Degenerate Primers - Help with Degenerate Primers (Jul/31/2007 )
Hello,
I'm very new to molecular biology and I'm helping start up a lab. My supervisor is also new to molecular biology and we are learning as we go so please excuse me if I sound ignorant.
I have a few questions about degenerate primers.
1.) Is there an advantage of using the AA sequence over Nucleotide sequences when aligning sequences for degenerate primer design?
2.) When aligning sequences do we pick the most highly conserved area and design the primers around that area?
3.) Is Vector NTI a good program for this? I have also heard of using ClustralW??
4.) Degenerated Primers are generally the same price as regular primers? Where is a good place to purchase the primers if I'm on the East Coast of Canada.
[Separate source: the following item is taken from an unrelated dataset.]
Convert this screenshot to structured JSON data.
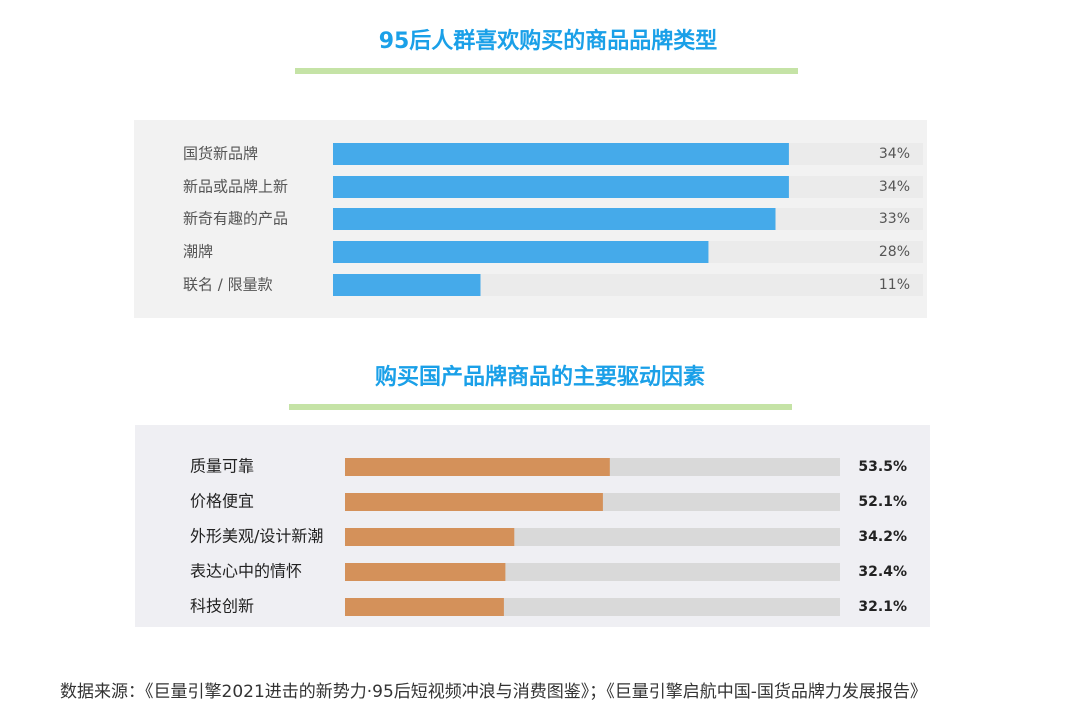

Any tips or advice would be greatly appreciated as I am very new to this area of research.
Cheers,
Chris
Hi,
first of all if you have the nucleic acid sequence of whatever you wish to amplify it's better to use that instead of a.a. because of the degeneracy of the genetic code (the same amino acid can be coded for by multiple = 1-6 different codons). I'm guessing you have the cDNA sequence of a protein in one species and you want to amplify a homologue in a different or several different species. You can align multiple sequences using clustalw, which is pretty fast and easy (here is a link to a japanese site http://align.genome.jp/) or you can download a software package called BioEdit and do all that there. What you want to do is find stretches of conserved nucleotides between different species (or whatever else you want to amplify) and wherever there is a position where the nucleotides are different you insert a degenerate site. For example if two genes have this sequence AAAAAATAAAAA and AAAAAAGAAAAA you would design degenerate primers that would be AAAAAAKAAAAA (where K is an equimolar ratio of T and G). Of course most of the time it's not that simple, because there are usually positions where there is a preferred but not the only nucleotide for example the third A is present in 75% of all known genes, but in 1/4 you find T. In this case you can either say OK I'm going to take A anyway, or put in a degenerate site. That depends on the overall degeneracy of your primers. When this is too high, you'll have trouble setting up the PCR annealing temperature for all the different kinds of primers in your mix. I normally work with an overall degeneracy of 256-fold, but higher than that I don't know. I've seen people use much more than that, but I don't know what you get. Because with all those different kinds of primers, you can get non-specific amplicons just by chance.
I hope this helps,
regards,
Miha
oh and for primer synthesis, you can check out Invitrogen, but it's not cheap.